The State Department said Wednesday the United States had no part in a decision by three Venezuelan opposition parties to withdraw from congressional elections on Sunday. Venezuelan President Hugo Chavez alleges the pull-out is part of a U.S. destabilization effort.

The State Department says the United States was not involved in the decision by the Venezuelan parties to pull out of the election race, but does say it shares concerns in the country about the fairness of the electoral process.

The three parties, including two which played leading roles in the country's governance before Mr. Chavez took office in 1998, announced their decision to drop out of the election on Tuesday. They cited concerns about errors in the official voter registry and the reliability of electronic voting machines.

The move drew immediate criticism from Mr. Chavez, who called it an act of political sabotage aimed at discrediting his government. He also said the United States had encouraged the pullout, which he depicted as the start of a U.S. destabilization effort.

The denial of U.S. involvement came from State Department Spokesman Sean McCormack.

He said the three parties acted on their own because of a lack of confidence in the Venezuelan electoral system's transparency, and ability to guarantee the secrecy of the vote, and he said other parties also have misgivings:

"Some parties have decided to remain in the race while other parties have yet to announce a final decision on participation. Venezuelans like all people have a right to free and fair elections. We are concerned that this right is increasingly in jeopardy and we will continue to support the Venezuelan peoples' effort to advance transparent electoral processes and safeguard their basic political and civil rights," he said.

The partial opposition pullout is expected to allow Mr. Chavez' leftist party to strengthen its control of the national assembly.

The United States has been a critic of what it sees as Mr. Chavez' increasingly heavy handed rule, and association with Cuba's President Fidel Castro.

Mr.
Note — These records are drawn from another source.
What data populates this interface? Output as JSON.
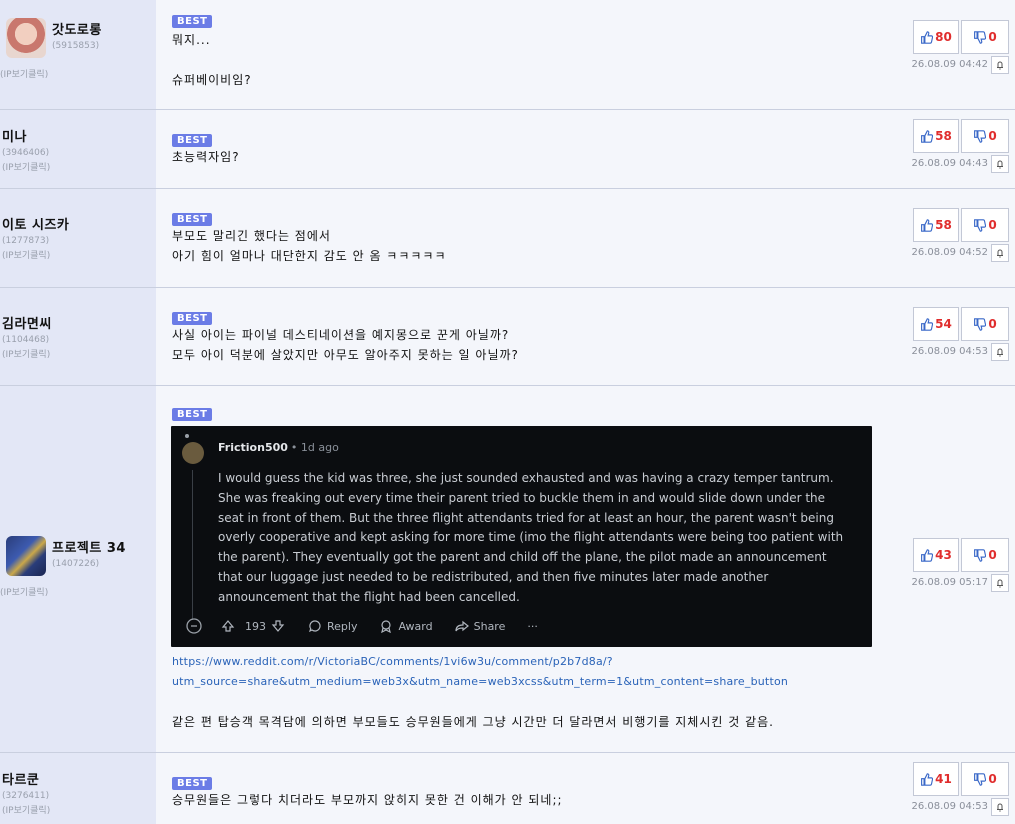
{
  "comments": [
    {
      "nick": "갓도로롱",
      "uid": "(5915853)",
      "ip_label": "(IP보기클릭)",
      "badge": "BEST",
      "lines": [
        "뭐지...",
        "",
        "슈퍼베이비임?"
      ],
      "up": "80",
      "down": "0",
      "date": "26.08.09 04:42"
    },
    {
      "nick": "미나",
      "uid": "(3946406)",
      "ip_label": "(IP보기클릭)",
      "badge": "BEST",
      "lines": [
        "초능력자임?"
      ],
      "up": "58",
      "down": "0",
      "date": "26.08.09 04:43"
    },
    {
      "nick": "이토 시즈카",
      "uid": "(1277873)",
      "ip_label": "(IP보기클릭)",
      "badge": "BEST",
      "lines": [
        "부모도 말리긴 했다는 점에서",
        "아기 힘이 얼마나 대단한지 감도 안 옴 ㅋㅋㅋㅋㅋ"
      ],
      "up": "58",
      "down": "0",
      "date": "26.08.09 04:52"
    },
    {
      "nick": "김라면씨",
      "uid": "(1104468)",
      "ip_label": "(IP보기클릭)",
      "badge": "BEST",
      "lines": [
        "사실 아이는 파이널 데스티네이션을 예지몽으로 꾼게 아닐까?",
        "모두 아이 덕분에 살았지만 아무도 알아주지 못하는 일 아닐까?"
      ],
      "up": "54",
      "down": "0",
      "date": "26.08.09 04:53"
    },
    {
      "nick": "프로젝트 34",
      "uid": "(1407226)",
      "ip_label": "(IP보기클릭)",
      "badge": "BEST",
      "embed": {
        "author": "Friction500",
        "ago": "• 1d ago",
        "body": "I would guess the kid was three, she just sounded exhausted and was having a crazy temper tantrum. She was freaking out every time their parent tried to buckle them in and would slide down under the seat in front of them. But the three flight attendants tried for at least an hour, the parent wasn't being overly cooperative and kept asking for more time (imo the flight attendants were being too patient with the parent). They eventually got the parent and child off the plane, the pilot made an announcement that our luggage just needed to be redistributed, and then five minutes later made another announcement that the flight had been cancelled.",
        "votes": "193",
        "reply": "Reply",
        "award": "Award",
        "share": "Share",
        "more": "···"
      },
      "link1": "https://www.reddit.com/r/VictoriaBC/comments/1vi6w3u/comment/p2b7d8a/?",
      "link2": "utm_source=share&utm_medium=web3x&utm_name=web3xcss&utm_term=1&utm_content=share_button",
      "after": "같은 편 탑승객 목격담에 의하면 부모들도 승무원들에게 그냥 시간만 더 달라면서 비행기를 지체시킨 것 같음.",
      "up": "43",
      "down": "0",
      "date": "26.08.09 05:17"
    },
    {
      "nick": "타르쿤",
      "uid": "(3276411)",
      "ip_label": "(IP보기클릭)",
      "badge": "BEST",
      "lines": [
        "승무원들은 그렇다 치더라도 부모까지 앉히지 못한 건 이해가 안 되네;;"
      ],
      "up": "41",
      "down": "0",
      "date": "26.08.09 04:53"
    }
  ],
  "colors": {
    "badge": "#6b7ce6",
    "vote_number": "#e02d2d",
    "thumb": "#3a68c8",
    "link": "#2a63b8"
  },
  "icons": [
    "thumbs-up-icon",
    "thumbs-down-icon",
    "bell-icon"
  ]
}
Chavez in turn, despite U.S. denials, has accused Washington of having backed the military coup that briefly drove him from office in 2002, and of bankrolling the unsuccessful recall campaign against him last year.

The tension in relations was reflected in an incident earlier this week, when a U.S. Congressional delegation decided to leave the Caracas airport for home after having been refused permission to disembark in a 90-minute standoff.

Spokesman McCormack said Wednesday the Venezuelan government had apologized for the incident, though Venezuelan officials said the legislators had not been denied entry and there had been no apology.